Près de 300 personnes ont participé au cortège du 1er Mai interjurassien à Delémont. Très applaudie pour son courage et sa détermination, c'est une apprentie coiffeuse de 19 ans, Lana Voisard, qui a ouvert les feux à la tribune, en plaidant pour de justes conditions de travail et le réveil des consciences face aux injustices salariales. Dans la foulée, la vice-présidente nationale d'Unia, Véronique Polito, a notamment déploré les attaques patronales contre les salaires minimums cantonaux. Elle a également insisté sur la nécessité de protéger les salaires dans le cadre des négociations européennes: «Nous appelons le patronat à cesser, par son attitude et ses attaques, d'amener systématiquement de l'eau au moulin de la droite nationaliste.» K

Pierre Noverraz


YVERDON   «Notre solidarité peut mettre fin à la violence»

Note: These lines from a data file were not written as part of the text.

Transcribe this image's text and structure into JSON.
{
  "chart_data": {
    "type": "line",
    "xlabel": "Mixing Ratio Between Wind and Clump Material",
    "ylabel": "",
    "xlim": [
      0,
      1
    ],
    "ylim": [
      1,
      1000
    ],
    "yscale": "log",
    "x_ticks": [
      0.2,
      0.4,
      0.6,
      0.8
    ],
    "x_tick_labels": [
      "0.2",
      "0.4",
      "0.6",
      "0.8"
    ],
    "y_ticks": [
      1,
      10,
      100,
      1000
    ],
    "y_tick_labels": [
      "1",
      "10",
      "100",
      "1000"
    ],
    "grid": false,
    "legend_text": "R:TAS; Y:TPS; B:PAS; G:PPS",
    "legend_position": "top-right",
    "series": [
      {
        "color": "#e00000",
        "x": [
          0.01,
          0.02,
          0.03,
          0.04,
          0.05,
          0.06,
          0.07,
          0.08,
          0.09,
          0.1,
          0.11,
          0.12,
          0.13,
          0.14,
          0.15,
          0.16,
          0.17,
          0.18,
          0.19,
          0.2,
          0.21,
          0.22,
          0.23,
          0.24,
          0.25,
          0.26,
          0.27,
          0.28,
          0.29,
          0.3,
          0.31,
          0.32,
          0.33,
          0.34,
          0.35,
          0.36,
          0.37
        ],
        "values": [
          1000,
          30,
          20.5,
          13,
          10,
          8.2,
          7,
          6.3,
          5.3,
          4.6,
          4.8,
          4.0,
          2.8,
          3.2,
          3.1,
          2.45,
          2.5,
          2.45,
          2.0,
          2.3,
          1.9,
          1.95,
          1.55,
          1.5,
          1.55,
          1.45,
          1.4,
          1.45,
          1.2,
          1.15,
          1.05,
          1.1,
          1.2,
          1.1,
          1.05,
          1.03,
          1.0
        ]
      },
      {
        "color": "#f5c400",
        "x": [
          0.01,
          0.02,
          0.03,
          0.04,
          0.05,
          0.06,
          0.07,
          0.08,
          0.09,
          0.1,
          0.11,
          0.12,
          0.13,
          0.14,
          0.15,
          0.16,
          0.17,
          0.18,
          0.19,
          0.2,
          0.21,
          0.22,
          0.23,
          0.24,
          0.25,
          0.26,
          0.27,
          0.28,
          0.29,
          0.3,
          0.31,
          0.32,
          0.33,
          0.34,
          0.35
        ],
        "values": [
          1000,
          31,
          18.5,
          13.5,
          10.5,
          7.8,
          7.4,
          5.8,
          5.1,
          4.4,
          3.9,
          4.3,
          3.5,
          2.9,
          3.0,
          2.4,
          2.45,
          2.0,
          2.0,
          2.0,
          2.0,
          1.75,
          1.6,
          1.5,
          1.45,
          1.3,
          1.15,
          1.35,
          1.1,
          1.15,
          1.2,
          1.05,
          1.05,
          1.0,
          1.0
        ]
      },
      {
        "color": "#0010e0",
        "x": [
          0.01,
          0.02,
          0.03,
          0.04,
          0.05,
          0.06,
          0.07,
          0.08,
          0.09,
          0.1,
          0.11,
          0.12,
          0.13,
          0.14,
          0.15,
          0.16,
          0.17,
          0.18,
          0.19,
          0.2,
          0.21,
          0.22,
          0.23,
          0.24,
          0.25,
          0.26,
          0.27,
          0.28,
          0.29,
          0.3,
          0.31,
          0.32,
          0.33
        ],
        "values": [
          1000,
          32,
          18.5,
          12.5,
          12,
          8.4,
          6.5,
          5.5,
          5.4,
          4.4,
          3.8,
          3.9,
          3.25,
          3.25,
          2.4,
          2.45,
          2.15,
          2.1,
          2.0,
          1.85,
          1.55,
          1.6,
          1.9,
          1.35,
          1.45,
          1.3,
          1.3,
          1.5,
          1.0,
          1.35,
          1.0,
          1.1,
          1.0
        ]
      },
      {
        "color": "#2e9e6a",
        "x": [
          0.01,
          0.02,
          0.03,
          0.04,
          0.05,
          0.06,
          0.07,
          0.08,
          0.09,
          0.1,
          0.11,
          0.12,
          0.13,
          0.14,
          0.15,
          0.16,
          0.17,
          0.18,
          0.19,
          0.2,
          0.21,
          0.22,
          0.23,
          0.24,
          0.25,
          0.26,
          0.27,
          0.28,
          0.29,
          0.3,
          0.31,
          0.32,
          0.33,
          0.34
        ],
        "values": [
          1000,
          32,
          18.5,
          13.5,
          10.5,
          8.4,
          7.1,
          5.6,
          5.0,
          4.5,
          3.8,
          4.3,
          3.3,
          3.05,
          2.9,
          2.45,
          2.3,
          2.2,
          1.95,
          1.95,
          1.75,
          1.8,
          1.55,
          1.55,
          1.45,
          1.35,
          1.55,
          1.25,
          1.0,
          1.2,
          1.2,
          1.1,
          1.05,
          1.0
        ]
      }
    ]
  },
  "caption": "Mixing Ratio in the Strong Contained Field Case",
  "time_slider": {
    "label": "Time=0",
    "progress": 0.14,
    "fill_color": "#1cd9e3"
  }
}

Yverdon a vécu un 1er Mai très combatif et internationaliste. Des «Cessez-le-feu!», «Libérez la Palestine!», «Solidarité avec les travailleurs du monde entier!» ou encore «De l’argent pour les salaires, pas pour les guerres!» ont retenti dans les rues de la vieille-ville du Nord vaudois, où une cinquantaine de personnes ont défilé. «Tout n’a pas commencé le 7 octobre 2023», a expliqué Lisa, dans un discours prononcé sur la place Pestalozzi. «En novembre 1948, ma famille a été expulsée de notre village de Biram, nous sommes devenus des réfugiés dans notre propre pays. Les enfants de Gaza sont les enfants de la Nakba», a lancé cette réfugiée palestinienne en Suisse, en faisant référence à l’expulsion de centaines de milliers d’habitants du territoire israélien. Dans une intervention commune, Jérôme Lebon, Fiona Donadello et Nicolas Messoumian ont salué les actions de désobéissance des travailleurs qui, à travers le monde, bloquent les entreprises d’armement ou refusent d’en transporter, ainsi que les mouvements d’occupation par les étudiants. «Notre force collective et notre solidarité peuvent mettre fin à la spirale de violences», ont déclaré ces secrétaires syndicaux d’Unia Vaud. La manifestation s’est poursuivie dans les caves du Château d’Yverdon par un débat sur les luttes ouvrières d’hier et d’aujourd’hui. Historien au Collège du travail, Patrick Auderset a évoqué l’emblématique grève des cigarières en 1907 à Yverdon, qui avait conduit à un boycott et à la création d’une coopérative ouvrière et d’une marque, La Syndicale, en soulignant que connaître cette histoire peut donner des idées pour le présent. Les mouvements peuvent, en effet, se nourrir les uns des autres, comme l’a rappelé Corinne Meier, employée de Vetropack: «Les salariés de Novartis, qui ont réussi à sauver leurs emplois, nous ont donné l’impulsion.»